Having finished his tale with drama and emphasis, Henry pulled out his almost empty bottle and took a swill and he held it out to the nearest policeman. Oh and the cell keys, incidentally, he said, were hanging tidily back up on a hook by the gate, as if someone had only been fixing to borrow them all along. Nobody h
ad even thought to look for them where they belonged.
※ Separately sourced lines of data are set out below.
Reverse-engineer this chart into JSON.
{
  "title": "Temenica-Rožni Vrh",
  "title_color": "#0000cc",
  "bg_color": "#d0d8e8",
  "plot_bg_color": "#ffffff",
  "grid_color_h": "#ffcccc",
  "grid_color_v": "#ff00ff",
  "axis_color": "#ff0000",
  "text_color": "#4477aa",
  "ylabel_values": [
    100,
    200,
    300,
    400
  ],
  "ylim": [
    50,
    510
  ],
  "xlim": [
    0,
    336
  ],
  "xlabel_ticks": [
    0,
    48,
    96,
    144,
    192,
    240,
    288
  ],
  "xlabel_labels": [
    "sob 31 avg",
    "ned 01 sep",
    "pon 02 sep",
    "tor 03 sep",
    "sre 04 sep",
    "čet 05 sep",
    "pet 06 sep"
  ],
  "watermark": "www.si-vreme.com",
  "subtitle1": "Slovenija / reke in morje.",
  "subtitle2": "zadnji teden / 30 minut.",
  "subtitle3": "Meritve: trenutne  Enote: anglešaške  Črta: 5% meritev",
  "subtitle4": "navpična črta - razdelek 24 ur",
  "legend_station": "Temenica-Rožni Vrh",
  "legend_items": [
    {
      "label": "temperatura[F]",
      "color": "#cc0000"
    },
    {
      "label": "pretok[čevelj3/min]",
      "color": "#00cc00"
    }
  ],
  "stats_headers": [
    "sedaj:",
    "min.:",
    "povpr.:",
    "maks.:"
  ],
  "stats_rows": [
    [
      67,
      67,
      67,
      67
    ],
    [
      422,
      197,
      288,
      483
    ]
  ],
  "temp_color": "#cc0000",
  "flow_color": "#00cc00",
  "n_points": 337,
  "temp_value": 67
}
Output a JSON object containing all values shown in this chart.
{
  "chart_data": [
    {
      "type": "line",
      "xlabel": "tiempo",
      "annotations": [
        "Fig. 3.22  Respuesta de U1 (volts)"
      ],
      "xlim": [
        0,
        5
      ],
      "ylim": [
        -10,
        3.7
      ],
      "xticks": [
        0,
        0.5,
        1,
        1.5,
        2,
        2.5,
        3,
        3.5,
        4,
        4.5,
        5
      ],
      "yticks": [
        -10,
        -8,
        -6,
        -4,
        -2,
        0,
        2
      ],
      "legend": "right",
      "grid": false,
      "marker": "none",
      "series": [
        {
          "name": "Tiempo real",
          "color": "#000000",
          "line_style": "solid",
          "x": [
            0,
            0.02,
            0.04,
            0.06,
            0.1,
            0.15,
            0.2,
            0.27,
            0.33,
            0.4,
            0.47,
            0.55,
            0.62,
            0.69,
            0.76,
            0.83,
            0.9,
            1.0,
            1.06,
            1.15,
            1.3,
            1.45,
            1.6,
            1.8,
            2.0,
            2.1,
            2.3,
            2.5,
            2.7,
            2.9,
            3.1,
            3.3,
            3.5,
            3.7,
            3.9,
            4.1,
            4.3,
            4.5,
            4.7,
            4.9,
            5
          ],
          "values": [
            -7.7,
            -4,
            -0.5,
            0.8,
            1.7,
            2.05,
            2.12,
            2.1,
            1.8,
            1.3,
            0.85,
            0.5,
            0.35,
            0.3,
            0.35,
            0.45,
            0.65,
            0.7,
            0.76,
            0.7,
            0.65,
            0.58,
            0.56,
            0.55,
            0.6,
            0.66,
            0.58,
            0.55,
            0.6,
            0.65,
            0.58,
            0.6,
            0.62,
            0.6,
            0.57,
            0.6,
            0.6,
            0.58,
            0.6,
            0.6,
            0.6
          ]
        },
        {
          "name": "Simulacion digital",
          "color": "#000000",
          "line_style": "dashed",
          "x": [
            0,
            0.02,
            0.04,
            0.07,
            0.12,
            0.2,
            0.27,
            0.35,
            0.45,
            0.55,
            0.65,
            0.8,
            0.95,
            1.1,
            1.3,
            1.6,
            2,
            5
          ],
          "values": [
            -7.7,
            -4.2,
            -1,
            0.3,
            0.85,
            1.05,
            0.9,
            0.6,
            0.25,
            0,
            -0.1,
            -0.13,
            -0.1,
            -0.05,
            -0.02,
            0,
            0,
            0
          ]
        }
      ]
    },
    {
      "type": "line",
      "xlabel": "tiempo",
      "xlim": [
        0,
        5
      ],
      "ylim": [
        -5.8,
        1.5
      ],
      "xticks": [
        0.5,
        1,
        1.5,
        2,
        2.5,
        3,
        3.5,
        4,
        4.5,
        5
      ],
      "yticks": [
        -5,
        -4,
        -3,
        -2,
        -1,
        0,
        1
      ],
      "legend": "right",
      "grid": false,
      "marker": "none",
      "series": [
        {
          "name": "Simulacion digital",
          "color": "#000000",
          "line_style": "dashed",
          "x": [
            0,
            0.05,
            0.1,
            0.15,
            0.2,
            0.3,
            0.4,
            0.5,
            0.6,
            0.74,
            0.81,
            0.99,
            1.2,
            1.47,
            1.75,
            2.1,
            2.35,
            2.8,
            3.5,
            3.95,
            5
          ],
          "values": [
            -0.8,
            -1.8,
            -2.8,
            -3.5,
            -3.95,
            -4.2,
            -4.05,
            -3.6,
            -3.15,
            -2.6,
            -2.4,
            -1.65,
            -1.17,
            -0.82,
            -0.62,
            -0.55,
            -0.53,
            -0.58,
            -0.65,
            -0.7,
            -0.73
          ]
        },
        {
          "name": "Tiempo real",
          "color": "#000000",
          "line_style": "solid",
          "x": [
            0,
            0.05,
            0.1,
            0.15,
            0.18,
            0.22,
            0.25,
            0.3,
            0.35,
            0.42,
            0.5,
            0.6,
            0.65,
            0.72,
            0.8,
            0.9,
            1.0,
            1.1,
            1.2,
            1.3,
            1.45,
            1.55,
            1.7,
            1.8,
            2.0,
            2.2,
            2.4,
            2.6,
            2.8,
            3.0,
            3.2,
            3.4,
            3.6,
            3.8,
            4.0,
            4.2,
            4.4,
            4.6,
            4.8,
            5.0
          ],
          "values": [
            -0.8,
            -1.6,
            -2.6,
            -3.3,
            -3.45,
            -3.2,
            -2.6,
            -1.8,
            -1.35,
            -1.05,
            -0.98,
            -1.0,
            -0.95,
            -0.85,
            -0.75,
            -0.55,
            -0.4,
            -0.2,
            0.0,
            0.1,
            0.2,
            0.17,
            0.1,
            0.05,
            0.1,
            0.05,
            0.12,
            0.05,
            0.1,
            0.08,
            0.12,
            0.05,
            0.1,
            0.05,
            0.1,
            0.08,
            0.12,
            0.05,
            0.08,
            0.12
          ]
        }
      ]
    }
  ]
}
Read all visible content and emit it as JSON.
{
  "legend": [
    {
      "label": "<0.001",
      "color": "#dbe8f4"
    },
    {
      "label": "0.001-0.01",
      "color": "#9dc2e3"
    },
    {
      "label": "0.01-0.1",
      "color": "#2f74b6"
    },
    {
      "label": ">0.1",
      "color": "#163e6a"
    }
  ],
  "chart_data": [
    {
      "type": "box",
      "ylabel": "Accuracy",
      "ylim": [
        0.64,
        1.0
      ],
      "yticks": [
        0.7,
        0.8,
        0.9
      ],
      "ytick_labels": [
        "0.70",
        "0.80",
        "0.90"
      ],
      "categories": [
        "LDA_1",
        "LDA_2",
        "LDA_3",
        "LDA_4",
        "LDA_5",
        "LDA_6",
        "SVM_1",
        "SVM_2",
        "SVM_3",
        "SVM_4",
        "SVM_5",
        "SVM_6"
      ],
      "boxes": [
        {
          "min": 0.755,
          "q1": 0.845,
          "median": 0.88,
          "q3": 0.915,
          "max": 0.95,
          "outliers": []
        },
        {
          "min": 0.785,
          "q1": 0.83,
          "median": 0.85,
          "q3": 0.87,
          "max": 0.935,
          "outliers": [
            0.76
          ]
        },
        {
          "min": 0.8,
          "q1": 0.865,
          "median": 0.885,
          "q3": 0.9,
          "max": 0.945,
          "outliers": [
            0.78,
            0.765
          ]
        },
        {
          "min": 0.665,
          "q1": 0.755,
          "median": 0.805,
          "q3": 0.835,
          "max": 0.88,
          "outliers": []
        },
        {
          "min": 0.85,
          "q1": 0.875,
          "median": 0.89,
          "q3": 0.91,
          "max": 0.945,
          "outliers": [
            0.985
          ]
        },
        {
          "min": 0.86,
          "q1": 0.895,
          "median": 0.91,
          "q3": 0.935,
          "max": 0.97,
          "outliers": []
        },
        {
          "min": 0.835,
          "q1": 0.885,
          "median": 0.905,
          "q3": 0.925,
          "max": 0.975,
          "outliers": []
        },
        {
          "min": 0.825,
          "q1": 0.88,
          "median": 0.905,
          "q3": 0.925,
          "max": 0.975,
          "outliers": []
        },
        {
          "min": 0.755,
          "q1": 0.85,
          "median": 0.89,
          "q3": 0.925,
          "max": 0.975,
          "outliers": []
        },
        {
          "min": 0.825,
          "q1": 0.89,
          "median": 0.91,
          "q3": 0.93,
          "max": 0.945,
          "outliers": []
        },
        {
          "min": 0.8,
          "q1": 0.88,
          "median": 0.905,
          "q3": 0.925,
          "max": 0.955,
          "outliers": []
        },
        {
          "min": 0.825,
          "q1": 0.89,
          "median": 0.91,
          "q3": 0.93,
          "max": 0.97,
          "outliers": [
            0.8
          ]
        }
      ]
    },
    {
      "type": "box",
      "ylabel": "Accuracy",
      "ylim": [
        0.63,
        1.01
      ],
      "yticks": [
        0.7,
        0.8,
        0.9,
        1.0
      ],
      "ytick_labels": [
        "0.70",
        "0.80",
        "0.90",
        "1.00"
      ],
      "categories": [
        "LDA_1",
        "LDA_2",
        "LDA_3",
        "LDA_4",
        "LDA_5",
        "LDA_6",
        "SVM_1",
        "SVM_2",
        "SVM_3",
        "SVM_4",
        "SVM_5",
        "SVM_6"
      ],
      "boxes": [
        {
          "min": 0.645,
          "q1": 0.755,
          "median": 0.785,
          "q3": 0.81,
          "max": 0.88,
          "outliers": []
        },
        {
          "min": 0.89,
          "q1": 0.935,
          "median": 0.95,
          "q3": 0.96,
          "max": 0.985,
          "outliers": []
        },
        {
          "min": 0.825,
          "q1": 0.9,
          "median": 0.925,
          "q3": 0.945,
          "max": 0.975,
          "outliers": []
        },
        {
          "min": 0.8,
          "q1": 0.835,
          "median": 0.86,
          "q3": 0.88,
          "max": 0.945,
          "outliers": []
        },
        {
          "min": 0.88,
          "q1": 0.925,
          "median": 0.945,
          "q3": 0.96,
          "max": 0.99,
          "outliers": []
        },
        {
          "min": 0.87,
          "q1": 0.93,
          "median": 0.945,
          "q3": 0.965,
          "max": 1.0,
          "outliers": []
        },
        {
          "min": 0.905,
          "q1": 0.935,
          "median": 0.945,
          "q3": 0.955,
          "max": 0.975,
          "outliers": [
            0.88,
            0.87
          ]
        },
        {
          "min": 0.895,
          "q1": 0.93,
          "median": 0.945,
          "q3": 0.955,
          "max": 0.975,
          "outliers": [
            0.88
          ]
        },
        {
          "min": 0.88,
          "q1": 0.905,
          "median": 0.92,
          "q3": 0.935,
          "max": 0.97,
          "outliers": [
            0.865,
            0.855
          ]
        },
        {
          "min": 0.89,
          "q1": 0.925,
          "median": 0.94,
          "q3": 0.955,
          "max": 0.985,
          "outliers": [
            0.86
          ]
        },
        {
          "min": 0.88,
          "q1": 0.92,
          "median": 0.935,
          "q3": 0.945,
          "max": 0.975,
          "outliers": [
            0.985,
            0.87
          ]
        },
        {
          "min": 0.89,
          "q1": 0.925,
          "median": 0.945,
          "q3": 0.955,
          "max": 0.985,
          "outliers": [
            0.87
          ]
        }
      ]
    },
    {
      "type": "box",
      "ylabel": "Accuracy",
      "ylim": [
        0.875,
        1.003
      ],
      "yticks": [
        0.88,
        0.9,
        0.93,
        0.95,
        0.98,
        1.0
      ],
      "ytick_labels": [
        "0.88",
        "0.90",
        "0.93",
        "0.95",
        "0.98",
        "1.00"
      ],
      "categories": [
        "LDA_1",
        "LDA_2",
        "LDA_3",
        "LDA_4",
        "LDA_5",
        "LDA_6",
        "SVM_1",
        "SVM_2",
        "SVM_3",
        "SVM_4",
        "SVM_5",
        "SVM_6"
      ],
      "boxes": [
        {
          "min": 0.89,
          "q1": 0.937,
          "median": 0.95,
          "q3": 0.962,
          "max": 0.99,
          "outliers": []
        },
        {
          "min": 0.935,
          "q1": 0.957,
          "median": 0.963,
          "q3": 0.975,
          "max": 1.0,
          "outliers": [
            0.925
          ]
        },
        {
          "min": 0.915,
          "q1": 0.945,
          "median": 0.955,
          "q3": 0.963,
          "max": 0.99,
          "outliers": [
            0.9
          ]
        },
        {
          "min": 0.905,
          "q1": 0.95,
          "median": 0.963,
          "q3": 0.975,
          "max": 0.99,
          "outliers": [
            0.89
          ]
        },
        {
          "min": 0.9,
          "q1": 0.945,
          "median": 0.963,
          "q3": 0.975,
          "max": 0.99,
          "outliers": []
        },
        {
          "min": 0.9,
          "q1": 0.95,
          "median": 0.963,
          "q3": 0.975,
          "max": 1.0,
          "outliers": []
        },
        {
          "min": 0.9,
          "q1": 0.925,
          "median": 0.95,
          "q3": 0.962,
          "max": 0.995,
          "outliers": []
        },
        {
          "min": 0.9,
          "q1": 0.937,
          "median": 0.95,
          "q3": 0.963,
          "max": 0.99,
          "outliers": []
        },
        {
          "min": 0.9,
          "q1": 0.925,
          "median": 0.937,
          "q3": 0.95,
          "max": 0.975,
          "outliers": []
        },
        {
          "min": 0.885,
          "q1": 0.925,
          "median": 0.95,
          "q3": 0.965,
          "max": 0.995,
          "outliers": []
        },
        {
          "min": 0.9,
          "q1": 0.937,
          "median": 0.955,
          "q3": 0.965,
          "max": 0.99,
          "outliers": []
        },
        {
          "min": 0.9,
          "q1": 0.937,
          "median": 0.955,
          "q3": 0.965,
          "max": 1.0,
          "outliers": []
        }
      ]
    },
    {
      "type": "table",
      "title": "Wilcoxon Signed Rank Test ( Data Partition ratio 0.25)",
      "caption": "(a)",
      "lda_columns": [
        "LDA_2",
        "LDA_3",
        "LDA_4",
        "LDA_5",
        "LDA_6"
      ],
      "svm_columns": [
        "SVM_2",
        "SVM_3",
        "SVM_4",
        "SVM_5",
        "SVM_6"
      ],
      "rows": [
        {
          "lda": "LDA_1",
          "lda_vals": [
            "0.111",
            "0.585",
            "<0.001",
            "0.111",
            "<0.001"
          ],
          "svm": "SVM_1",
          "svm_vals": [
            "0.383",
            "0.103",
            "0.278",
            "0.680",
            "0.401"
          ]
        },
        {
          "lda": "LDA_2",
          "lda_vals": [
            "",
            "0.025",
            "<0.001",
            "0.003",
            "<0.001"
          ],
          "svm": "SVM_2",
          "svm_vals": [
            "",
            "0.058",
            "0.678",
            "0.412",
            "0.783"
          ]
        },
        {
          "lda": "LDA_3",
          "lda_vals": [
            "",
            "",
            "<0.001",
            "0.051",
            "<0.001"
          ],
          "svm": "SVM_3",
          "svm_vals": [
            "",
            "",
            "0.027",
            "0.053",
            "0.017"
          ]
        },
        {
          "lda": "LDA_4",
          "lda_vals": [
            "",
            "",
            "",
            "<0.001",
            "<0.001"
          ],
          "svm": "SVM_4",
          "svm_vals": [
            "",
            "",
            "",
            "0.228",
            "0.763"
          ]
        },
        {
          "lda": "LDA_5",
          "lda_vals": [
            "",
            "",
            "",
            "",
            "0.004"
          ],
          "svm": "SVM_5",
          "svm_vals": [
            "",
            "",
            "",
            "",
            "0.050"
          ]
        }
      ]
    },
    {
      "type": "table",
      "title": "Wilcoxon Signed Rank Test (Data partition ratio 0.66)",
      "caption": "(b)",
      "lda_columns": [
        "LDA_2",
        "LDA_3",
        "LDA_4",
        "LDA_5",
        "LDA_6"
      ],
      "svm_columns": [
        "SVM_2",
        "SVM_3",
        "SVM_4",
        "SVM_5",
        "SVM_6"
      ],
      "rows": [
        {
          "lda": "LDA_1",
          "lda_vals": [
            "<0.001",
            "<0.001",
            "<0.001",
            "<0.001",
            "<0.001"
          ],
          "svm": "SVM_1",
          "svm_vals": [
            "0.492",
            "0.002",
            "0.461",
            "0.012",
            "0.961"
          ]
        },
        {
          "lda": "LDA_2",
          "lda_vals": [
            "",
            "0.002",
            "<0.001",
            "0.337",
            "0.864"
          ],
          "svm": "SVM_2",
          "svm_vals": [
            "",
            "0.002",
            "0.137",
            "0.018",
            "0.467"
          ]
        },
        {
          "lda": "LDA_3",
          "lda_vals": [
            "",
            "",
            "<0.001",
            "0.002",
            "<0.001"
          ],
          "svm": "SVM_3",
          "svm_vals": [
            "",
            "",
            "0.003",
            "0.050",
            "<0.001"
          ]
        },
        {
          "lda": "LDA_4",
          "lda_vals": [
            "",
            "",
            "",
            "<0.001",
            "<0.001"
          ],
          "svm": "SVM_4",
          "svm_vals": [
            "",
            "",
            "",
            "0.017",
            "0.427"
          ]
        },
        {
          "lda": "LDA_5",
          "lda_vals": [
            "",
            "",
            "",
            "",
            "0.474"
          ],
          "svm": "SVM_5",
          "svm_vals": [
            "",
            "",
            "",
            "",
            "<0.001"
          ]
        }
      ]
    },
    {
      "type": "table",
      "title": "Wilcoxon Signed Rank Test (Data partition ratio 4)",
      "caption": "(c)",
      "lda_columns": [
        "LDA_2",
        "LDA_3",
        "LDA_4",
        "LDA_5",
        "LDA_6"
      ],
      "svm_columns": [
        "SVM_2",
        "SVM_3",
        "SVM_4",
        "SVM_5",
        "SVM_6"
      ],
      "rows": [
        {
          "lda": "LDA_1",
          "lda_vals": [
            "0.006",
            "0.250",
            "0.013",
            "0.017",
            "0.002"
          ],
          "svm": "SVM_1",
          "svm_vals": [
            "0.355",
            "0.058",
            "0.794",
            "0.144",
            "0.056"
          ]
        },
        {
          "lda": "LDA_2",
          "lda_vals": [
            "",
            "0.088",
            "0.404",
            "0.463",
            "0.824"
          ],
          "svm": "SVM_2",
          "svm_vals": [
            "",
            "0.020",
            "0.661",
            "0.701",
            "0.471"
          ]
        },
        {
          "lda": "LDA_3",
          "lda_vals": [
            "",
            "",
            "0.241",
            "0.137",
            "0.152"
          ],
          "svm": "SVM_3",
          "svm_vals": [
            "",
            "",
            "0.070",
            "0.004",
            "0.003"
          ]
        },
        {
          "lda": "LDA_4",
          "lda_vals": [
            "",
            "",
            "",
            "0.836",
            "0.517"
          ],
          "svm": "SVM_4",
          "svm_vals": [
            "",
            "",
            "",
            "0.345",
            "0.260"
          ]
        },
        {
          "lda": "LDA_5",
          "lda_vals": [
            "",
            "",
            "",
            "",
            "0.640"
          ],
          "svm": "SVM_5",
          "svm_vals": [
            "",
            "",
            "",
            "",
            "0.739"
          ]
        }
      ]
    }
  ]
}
Charles Henry Beausang the Third spent four hours lying to the police about possible suspects and mapping his whereabouts in the hospital all evening for them. The elevator’s switch had been thrown between floors and the hatch opened and the cops had a hard time believing that this had not been brought to the attention of anyone earlier. One or two other points did not add up. Nobody had been roused by the smoke in the corridor. And, given the time the fire began, and when the injuries were perpetrated, there should have been more smoke. None of the doors on the lower level had been forced and the night watchman, well acquainted with the sauce as he was too, had seen nobody entering or leaving by the reception door. Yeah it was fishy, said the inspector, fishy, fishy, fishy. Then again if the hospital was run by drunks and half-wits, what could you expect. There followed some severe lectures about the inappropriate imbibing of alcohol on duty and the fact that this establishment housed some of the region’s rankest criminals, put there by the hard work of the city’s police department. All this Henry took with credible humility and shame, the bloodless blush of a professional flim-flam man. He did not know how long it would take the police to find Malcolm Sedak’s records in order to piece together the puzzle of who might have been involved with the crime. The man himself was incomprehensible when he spoke. He babbled like a child with night-terrors and kept trying to touch his missing eyes behind the bandages.